How Chatops saved me
I commute to office by company cab, To commute my work location by default it will take 45 mins. One day I got an alarm message stating like one host in some XXX cluster is down. At that time I am the only person to take care that alarm. My dongle is not working and I can’t login to the system. That host is container based one. Which was orchestrated by Kubernetes, some containers was well managed and it got started up another working node of the cluster. There are some statefull set type of Pods it got impacted. It is capable to run on the same nodes and got to know node affinity was in place. Mysql DB was running on that statefull pod. Impact was success rate was dropped by 2%. Some users observed connection failure to DB.
Long back we create Chatops based rule and if we give the keyword something like “10.0.0.0 startup” Ip and startup. Server was deployed on cloud environment, that Chatops based keyword will call server startup API. I have managed to use that keyword, Server has come up fine.
Once again after 5 mins I have texted another keyword cluster-health XXX (Cluster-health and cluster name). All nodes and pods in the cluster were turned to running state.
Once I reached the office, I looking to automate more. If Host goes down it should automatically come up and once it is completely up. Some health check has to happen. So I choose event trigger with Auto recovery approach. We tested in test environment and implemented this approach, we manually shutdown the node from the cluster. Auto recovery has setup based on alarm rule matching patter. Say for example Your Alarm Pattern “HOST IP down, IP: 10.0.0.0 Cluster” I have configured this regex pattern to kick off the auto healing API call.
So once the alarm is in place, it checked the regex pattern and it was looking auto recovery approach. It called startup API to bring up the node. Once the node is fully up it ran the remediation script to validate entire cluster nodes and pod are in active and running state. It closes the alarm.
To triage more about this case and got to know it was the hardware failure on physical machine. That was impacted too many Virtual machines on the cloud infrastructure, Cloud SRE team was identifying with the vendor. As a SRE we had to take some steps to cover up this kind of failure. I concluded few things on meeting. Once node is down very immediately auto recovery script should cordon that node. This is prevent try to schedule new pod on that faulty node. Once the node is Up and auto recovery remediation script should check the things are all Ok, Once all the signals are success, script should have to un-cordon it to make pod scheduling normal.
We added suggestion to Devops team statefull sets type of pod should have minimum 3 pods running on different nodes and not all replicas should be running on same node. Node affinity configuration has to be removed.

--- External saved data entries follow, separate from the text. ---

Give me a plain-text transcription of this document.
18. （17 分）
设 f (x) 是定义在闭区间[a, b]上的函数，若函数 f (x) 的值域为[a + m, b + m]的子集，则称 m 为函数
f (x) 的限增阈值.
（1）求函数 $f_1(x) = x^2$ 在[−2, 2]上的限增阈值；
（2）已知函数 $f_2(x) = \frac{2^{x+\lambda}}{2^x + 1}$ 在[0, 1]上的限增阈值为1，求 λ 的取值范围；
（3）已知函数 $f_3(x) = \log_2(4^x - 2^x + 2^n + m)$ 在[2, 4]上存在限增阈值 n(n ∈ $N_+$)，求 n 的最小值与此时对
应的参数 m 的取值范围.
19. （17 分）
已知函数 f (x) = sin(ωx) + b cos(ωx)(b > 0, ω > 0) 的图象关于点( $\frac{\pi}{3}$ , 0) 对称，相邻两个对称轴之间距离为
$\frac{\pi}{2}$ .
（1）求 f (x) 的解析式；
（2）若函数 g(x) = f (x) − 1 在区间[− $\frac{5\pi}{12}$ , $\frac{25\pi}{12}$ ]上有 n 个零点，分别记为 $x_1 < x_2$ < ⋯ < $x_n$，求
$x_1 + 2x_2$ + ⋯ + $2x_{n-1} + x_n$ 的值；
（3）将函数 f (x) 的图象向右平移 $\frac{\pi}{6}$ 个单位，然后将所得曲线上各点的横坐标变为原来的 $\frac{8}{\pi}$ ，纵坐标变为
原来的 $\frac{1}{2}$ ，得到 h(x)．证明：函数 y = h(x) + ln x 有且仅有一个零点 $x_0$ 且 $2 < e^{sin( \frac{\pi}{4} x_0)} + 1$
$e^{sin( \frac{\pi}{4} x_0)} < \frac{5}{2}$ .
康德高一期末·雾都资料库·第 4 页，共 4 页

SRE side to fill the gap we have added auto traffic switching to Standby or slave DB pods which is running on another Availability zone. This it can be achieved by storing key value on ETCD and to enable the monitoring. If any trouble found to connect master DB or any health was failed on Master DB side. Service code should automatically switch to Slave DB. There were some re-architect was going on to make entire DB module to run out of cluster on bare physical or virtual machines. Some suggested running on separate cluster.
Traffic and dongle issue was in other side but chatops was helped to fix the issue. Cloud API calls were exposed so that SRE can code it and make it auto recover.